On May 19, 2008, at 1:46 , James Gilmour wrote:

Juho > Sent: Sunday, May 18, 2008 10:31 PM
Single-seat districts (the usual ones) provide very tight regional
representation / proportionality.

True, if you are prepared to accept that you have "regional representation"
when a majority of those elected are elected on minority votes.

 Political proportionality on the
other hand is very poor.

Multi-member districts provide less strict regional proportionality
but better political proportionality.

If the numbers of electors per member are similar, I don't see why the
regional proportionality should be any less.

I was thinking about the fact that in single-seat districts the geographical area that one representative represents is as small as it can be. Multi-member districts tend to be larger. I don't mean that single-seat districts would be any better. Bigger districts may well be sufficient to satisfy the need of regional proportionality. This depends of how people feel about the regions. (If there are e.g. 10 parties there could be also 10 regions and people could be happy with that.)

  (With STV-PR, strictly you
have adjust on the assumed quota because the absolute value of the Droop quota increases with district magnitude. But that's all unnecessary anyway because the differences in turnout will make a complete nonsense of all the
efforts to obtain perfect equality of numbers!)


The number of seats per district is important. If one district has 5
seats and another has 10 seats the chances of small groups to get
their candidates elected is different. The number of seats sets a
limit on the size of the parties that they must reach to get their
first seat (the case with one seat only is an extreme case that
typically favours two large parties with about 50% support each).

You must be careful to distinguish here between the proportion of votes to win one seat and the actual number of votes to win one seat. In a smaller district (fewer seats), the proportion is higher but the number of votes is
smaller, and vice versa for a larger district.

I think the key aspect of district magnitude that matters to electors is the number of different groups of voters who can obtain direct representation. So in a 5-member district only five different groups could be represented
directly, but in a 10-member district, ten different groups could be
represented directly. Of course, in both districts, the voters could choose direct representation of only two or three groups, but that would be the
voters' choice.

In Finland one of the experienced problems that led to the new proposal was that a vote to the Greens in some of the smallest districts was a "lost vote".

In Finland there is currently one electoral reform proposal (with
support of majority of the parties) under discussion. The current
proposal gets rid of the current calculation rules that threat
different size districts differently. The basic idea is that the
number of representatives that each party will get will be counted
first at national level, and then the seats will be distributed to
the districts so that both political and regional proportionality
requirements will be met.

In the proposed system votes of a small group will thus be summed up
at national level. Even if the votes at some district would not be
enough to get even one seat the sum of votes in several districts may
be enough to guarantee one seat (that will be allocated to
that group  in one of the districts).

(The proposed system contains currently also a general threshold
level that parties need to reach to get any seats, but that's
another  story.)

Why go to the bother of summing the votes at national level to get better proportionality if you are then going to impose an arbitrary threshold? It is a very common feature of party list PR systems, but it seems crazy to me,
especially as the threshold is completely arbitrary.

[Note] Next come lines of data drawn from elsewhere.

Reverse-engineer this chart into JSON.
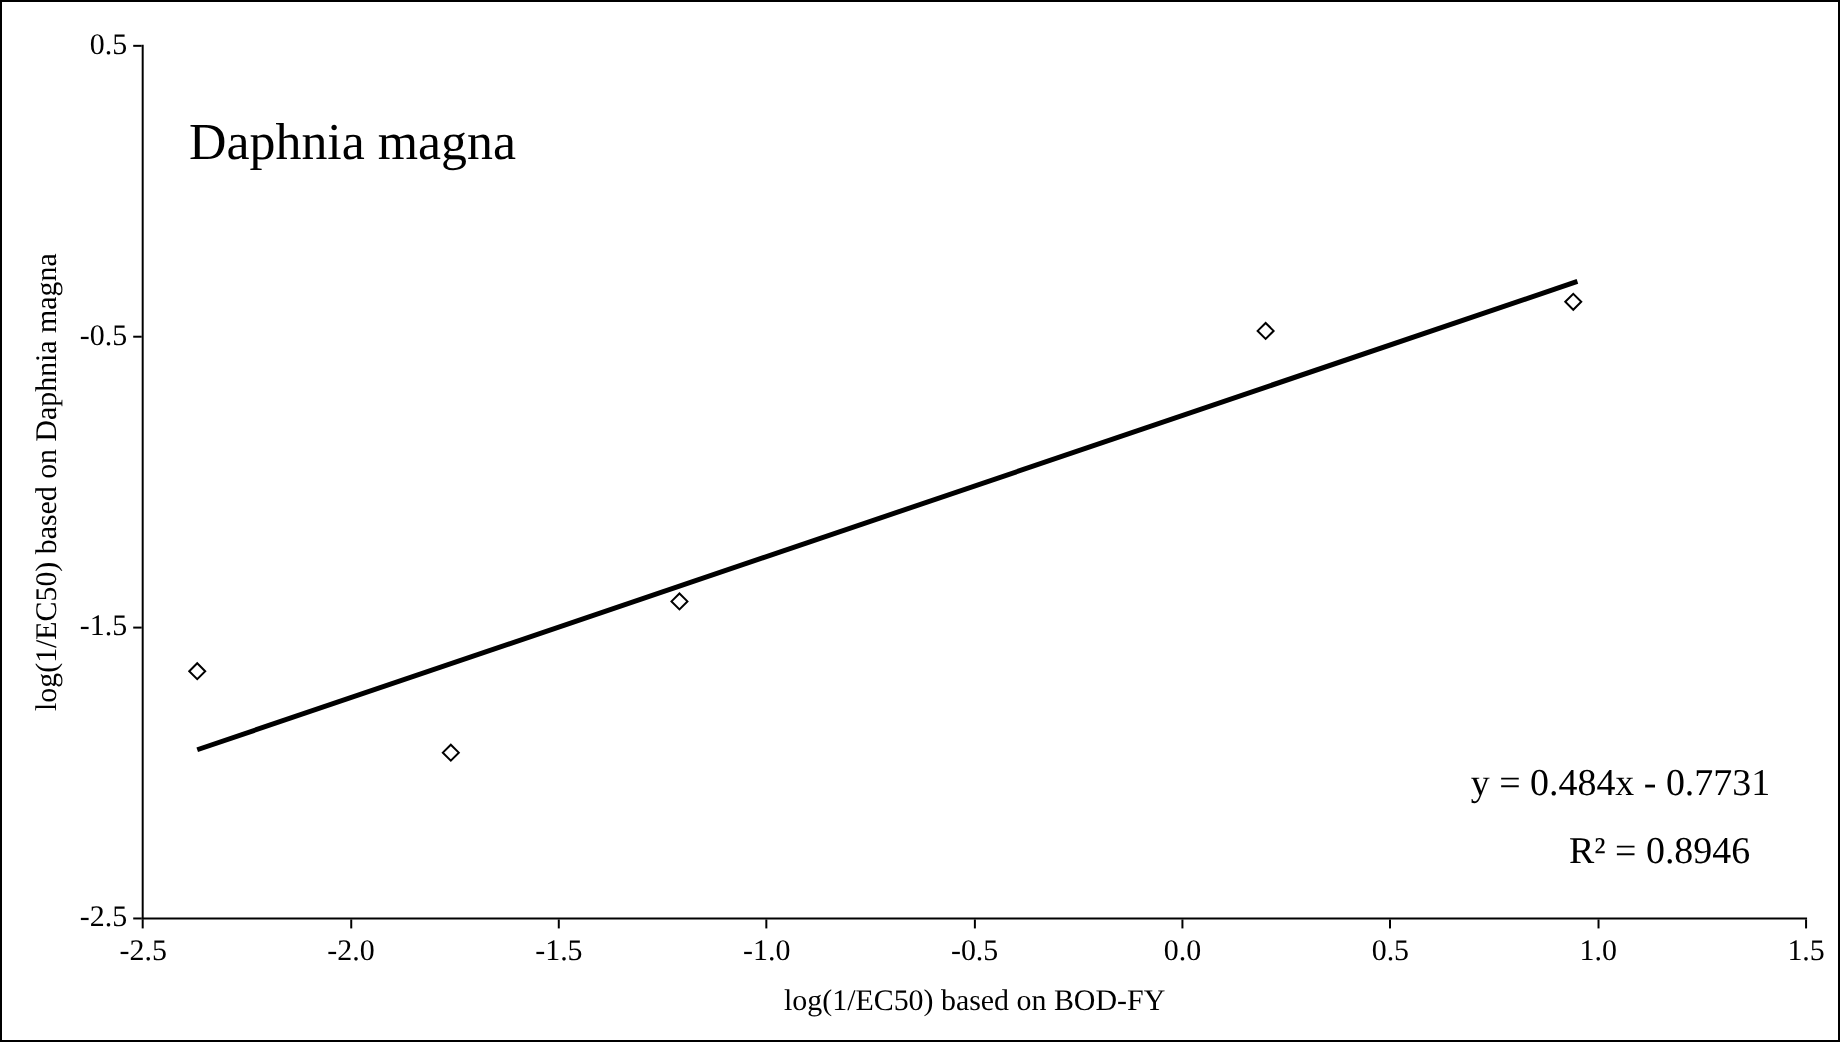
{
  "chart_data": {
    "type": "scatter",
    "title": "Daphnia magna",
    "xlabel": "log(1/EC50) based on BOD-FY",
    "ylabel": "log(1/EC50) based on Daphnia magna",
    "xlim": [
      -2.5,
      1.5
    ],
    "xticks": [
      -2.5,
      {
        "value": -2,
        "label": "-2.0"
      },
      -1.5,
      {
        "value": -1,
        "label": "-1.0"
      },
      -0.5,
      {
        "value": 0,
        "label": "0.0"
      },
      0.5,
      {
        "value": 1,
        "label": "1.0"
      },
      1.5
    ],
    "ylim": [
      -2.5,
      0.5
    ],
    "yticks": [
      -2.5,
      -1.5,
      -0.5,
      0.5
    ],
    "series": [
      {
        "color": "#000000",
        "marker": "diamond",
        "x": [
          -2.37,
          -1.76,
          -1.21,
          0.2,
          0.94
        ],
        "values": [
          -1.65,
          -1.93,
          -1.41,
          -0.48,
          -0.38
        ]
      },
      {
        "type": "line",
        "color": "#000000",
        "marker": "none",
        "line_style": "solid",
        "x": [
          -2.37,
          0.95
        ],
        "values": [
          -1.92,
          -0.31
        ]
      }
    ],
    "annotations": [
      "y = 0.484x - 0.7731",
      "R² = 0.8946"
    ]
  }
}
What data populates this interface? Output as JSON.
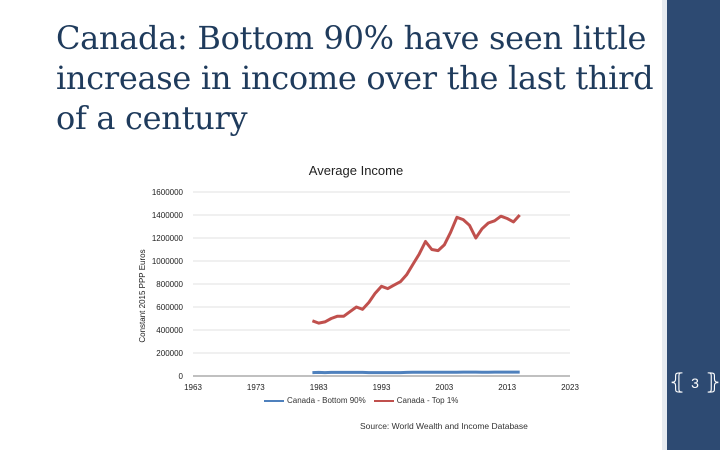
{
  "slide": {
    "title": "Canada:  Bottom 90% have seen little increase in income over the last third of a century",
    "page_number": "3",
    "source": "Source: World Wealth and Income Database"
  },
  "colors": {
    "sidebar": "#2d4a72",
    "title": "#1f3b5c",
    "bottom90": "#4f81bd",
    "top1": "#c0504d"
  },
  "chart_data": {
    "type": "line",
    "title": "Average Income",
    "xlabel": "",
    "ylabel": "Constant 2015 PPP Euros",
    "xlim": [
      1963,
      2023
    ],
    "ylim": [
      0,
      1600000
    ],
    "xticks": [
      "1963",
      "1973",
      "1983",
      "1993",
      "2003",
      "2013",
      "2023"
    ],
    "yticks": [
      "0",
      "200000",
      "400000",
      "600000",
      "800000",
      "1000000",
      "1200000",
      "1400000",
      "1600000"
    ],
    "grid": "horizontal",
    "legend": "bottom",
    "series": [
      {
        "name": "Canada - Bottom 90%",
        "color": "#4f81bd",
        "x": [
          1982,
          1983,
          1984,
          1985,
          1986,
          1987,
          1988,
          1989,
          1990,
          1991,
          1992,
          1993,
          1994,
          1995,
          1996,
          1997,
          1998,
          1999,
          2000,
          2001,
          2002,
          2003,
          2004,
          2005,
          2006,
          2007,
          2008,
          2009,
          2010,
          2011,
          2012,
          2013,
          2014,
          2015
        ],
        "y": [
          30000,
          31000,
          30000,
          31000,
          31000,
          31000,
          31000,
          31000,
          31000,
          30000,
          30000,
          30000,
          30000,
          30000,
          30000,
          31000,
          32000,
          32000,
          33000,
          33000,
          33000,
          33000,
          33000,
          33000,
          34000,
          34000,
          34000,
          33000,
          33000,
          34000,
          34000,
          34000,
          34000,
          34000
        ]
      },
      {
        "name": "Canada - Top 1%",
        "color": "#c0504d",
        "x": [
          1982,
          1983,
          1984,
          1985,
          1986,
          1987,
          1988,
          1989,
          1990,
          1991,
          1992,
          1993,
          1994,
          1995,
          1996,
          1997,
          1998,
          1999,
          2000,
          2001,
          2002,
          2003,
          2004,
          2005,
          2006,
          2007,
          2008,
          2009,
          2010,
          2011,
          2012,
          2013,
          2014,
          2015
        ],
        "y": [
          480000,
          460000,
          470000,
          500000,
          520000,
          520000,
          560000,
          600000,
          580000,
          640000,
          720000,
          780000,
          760000,
          790000,
          820000,
          880000,
          970000,
          1060000,
          1170000,
          1100000,
          1090000,
          1140000,
          1250000,
          1380000,
          1360000,
          1310000,
          1200000,
          1280000,
          1330000,
          1350000,
          1390000,
          1370000,
          1340000,
          1400000
        ]
      }
    ]
  }
}
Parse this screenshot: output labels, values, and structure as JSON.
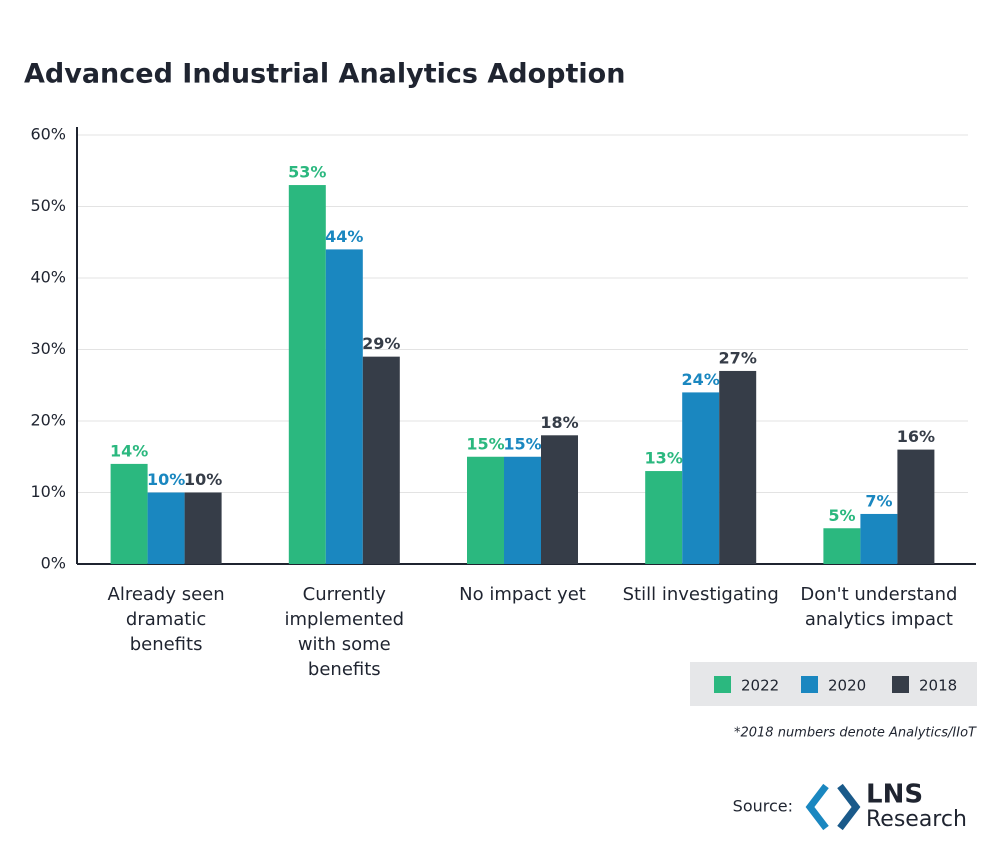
{
  "chart_data": {
    "type": "bar",
    "title": "Advanced Industrial Analytics Adoption",
    "categories": [
      "Already seen dramatic benefits",
      "Currently implemented with some benefits",
      "No impact yet",
      "Still investigating",
      "Don't understand analytics impact"
    ],
    "series": [
      {
        "name": "2022",
        "color": "#2bb87f",
        "values": [
          14,
          53,
          15,
          13,
          5
        ],
        "value_labels": [
          "14%",
          "53%",
          "15%",
          "13%",
          "5%"
        ]
      },
      {
        "name": "2020",
        "color": "#1a87c0",
        "values": [
          10,
          44,
          15,
          24,
          7
        ],
        "value_labels": [
          "10%",
          "44%",
          "15%",
          "24%",
          "7%"
        ]
      },
      {
        "name": "2018",
        "color": "#363d48",
        "values": [
          10,
          29,
          18,
          27,
          16
        ],
        "value_labels": [
          "10%",
          "29%",
          "18%",
          "27%",
          "16%"
        ]
      }
    ],
    "ylim": [
      0,
      60
    ],
    "yticks": [
      {
        "value": 0,
        "label": "0%"
      },
      {
        "value": 10,
        "label": "10%"
      },
      {
        "value": 20,
        "label": "20%"
      },
      {
        "value": 30,
        "label": "30%"
      },
      {
        "value": 40,
        "label": "40%"
      },
      {
        "value": 50,
        "label": "50%"
      },
      {
        "value": 60,
        "label": "60%"
      }
    ],
    "grid": true,
    "legend": "bottom-right",
    "footnote": "*2018 numbers denote Analytics/IIoT",
    "source_label": "Source:",
    "logo_text": "LNS",
    "logo_subtext": "Research"
  }
}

One reason is the "lost votes". If one counts the votes at national level then minor party voters at regions where they have no chance of getting their candidate elected can still sincerely vote for their favourite party.

I agree that the threshold is a bit weird, especially since earlier Finland has not had any such arbitrary thresholds. Earlier the number of seats per district did cut some of the smallest parties away. If votes are counted at national level that makes it possible to get seats with less votes. The threshold was invented by the current parties. It would roughly cut out parties that do not have any seats at the moment. This need has been called "avoiding the fragmentation of the political field" or something similar. I think there is no such major problem at the moment in Finland, so this should probably be classified more as "we don't want to donate all our sets to newcomers".

The level of the threshold is not "completely arbitrary" in the sense that it tries to put the threshold in a place where the current parties would stay in and newcomers would stay out. There has been quite lot of criticism against these thresholds (from non- politicians). (I addition to a national 3.5% threshold there is also another district specific 12% threshold and yet in addition one 2% threshold for getting financial support. I'd kill the latter two and eliminate or lower the first one.)

The system is not STV based but open party list based, so it is quite
straight forward to sum up the votes of candidates of each opinion
group although the candidates are different at different districts.

It is thus possible to implement both regional and political
proportionality at the same time. And that is possible even if the
voters (of small parties/groupings) would be "forced" to vote
candidates of their own district.

Of course, STV-PR is about proportionality of a different kind, that cannot be measured by summing votes regionally or nationally according to some
party label.  But THAT is, indeed, another story.

Yes, maybe a nice challenge to develop a corresponding method based on STV.